Gradient Descent For Perceptron¶

Algorithm¶

Algorithm

\[ \begin{array}{l} \text{Gradient Descent} \\ \\ L = \underset{w, w_2, b}{\text{argmin}} \\ \\ L = \frac{1}{n} \sum_{i=1}^{n} \max(0, -Y_i f(x_i)) \\ \text{where } f(x_i) = w_1 x_{i1} + w_2 x_{i2} + b \\ \\ \text{for } i \text{ in epoch} \\ \quad w_1 = w_1 + \eta \frac{\partial L}{\partial w_1} \\ \quad w_2 = w_2 + \eta \frac{\partial L}{\partial w_2} \\ \quad b = b + \eta \frac{\partial L}{\partial b} \end{array} \]

Partial Derivative

\[ \frac{\partial L}{\partial w_1} = \frac{\partial L}{\partial f(x_i)} \cdot \frac{\partial f(x_i)}{\partial w_1} \]

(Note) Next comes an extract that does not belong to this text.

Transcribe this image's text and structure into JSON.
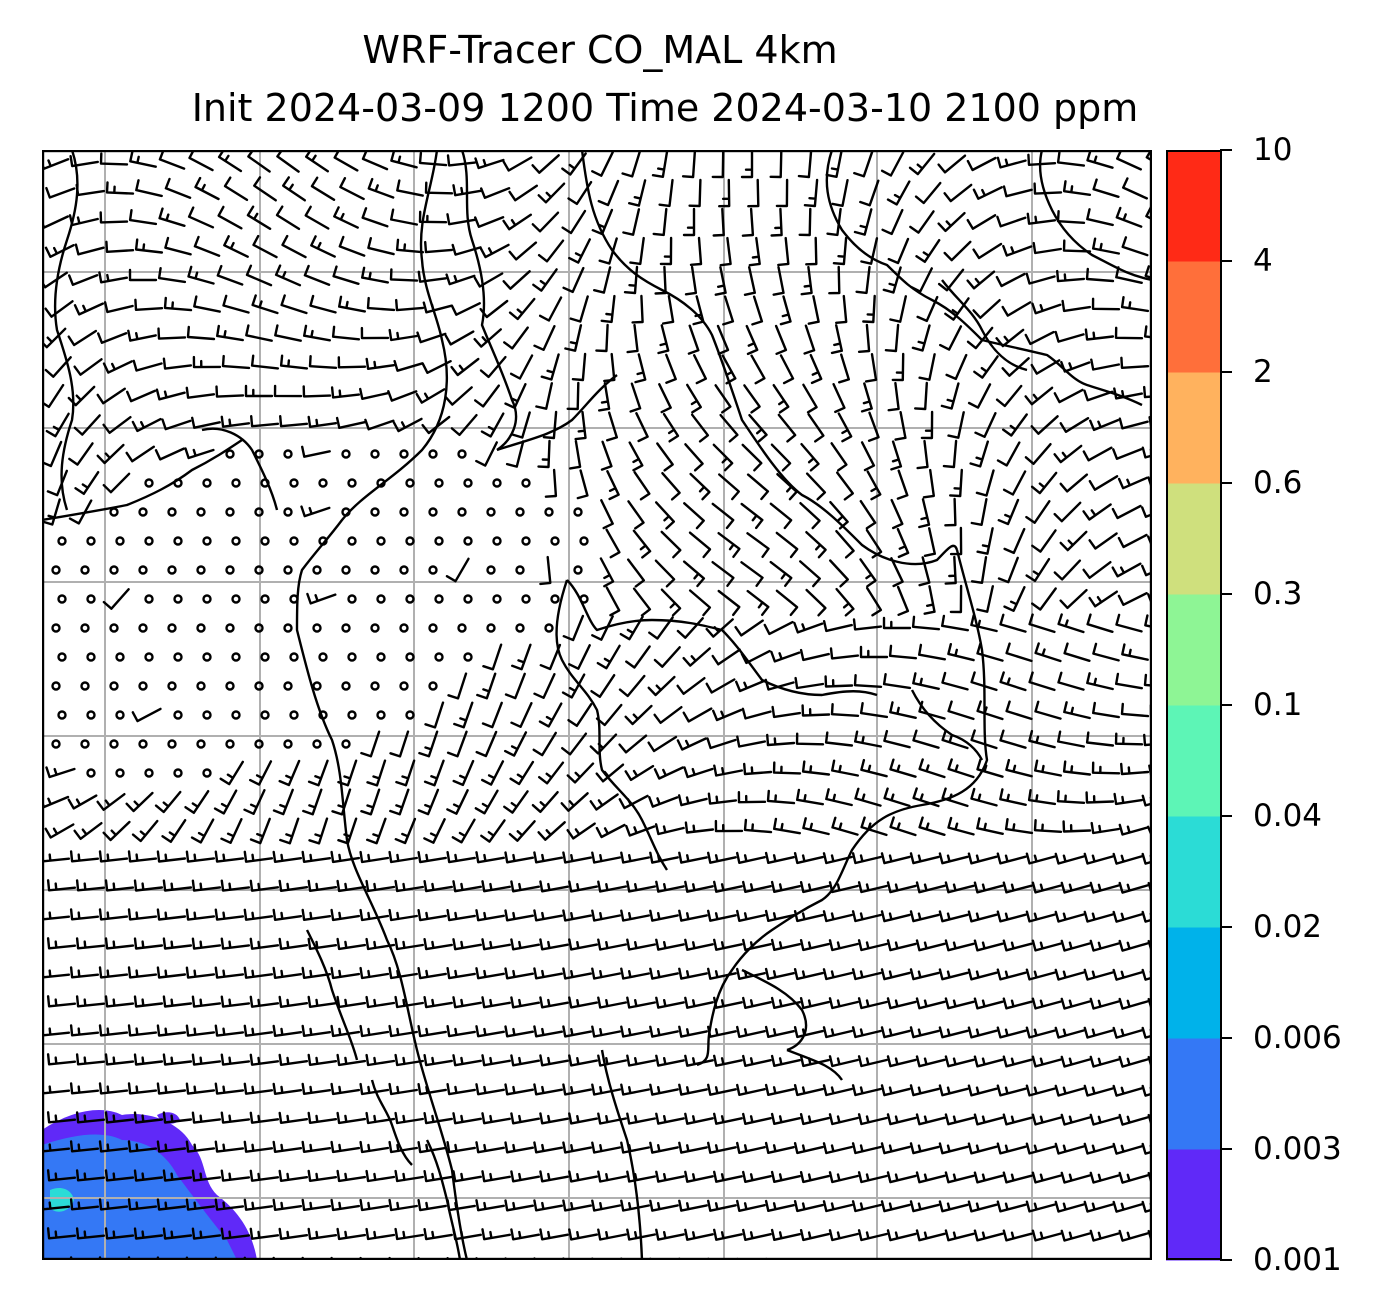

Partial Derivative of Loss w.r.t. \(f(x_i)\) ---

\[ \frac{\partial L}{\partial f(x_i)} = \begin{cases} 0 & \text{if } 1 - Y_i f(x_i) \leq 0 \\ -Y_i & \text{if } 1 - Y_i f(x_i) > 0 \end{cases} \]
Partial Derivative of \(f(x_i)\) w.r.t. \(w_1\) ---

\[ \frac{\partial f(x_i)}{\partial w_1} = \frac{\partial}{\partial w_1} (w_1 x_{i1} + w_2 x_{i2} + b) = x_{i1} \]

Similarly for the \(w_1\), \(w_2\), and bias (\(b\))

\[ \begin{array}{l} \frac{\partial L}{\partial w_1} = \begin{cases} 0 & \text{if } Y_i f(x_i) \geq 0 \\ -Y_i x_{i1} & \text{if } Y_i f(x_i) < 0 \end{cases} \\ \\ \frac{\partial L}{\partial w_2} = \begin{cases} 0 & \text{if } Y_i f(x_i) \geq 0 \\ -Y_i x_{i2} & \text{if } Y_i f(x_i) < 0 \end{cases} \\ \\ \frac{\partial L}{\partial b} = \begin{cases} 0 & \text{if } Y_i f(x_i) \geq 0 \\ -Y_i & \text{if } Y_i f(x_i) < 0 \end{cases} \end{array} \]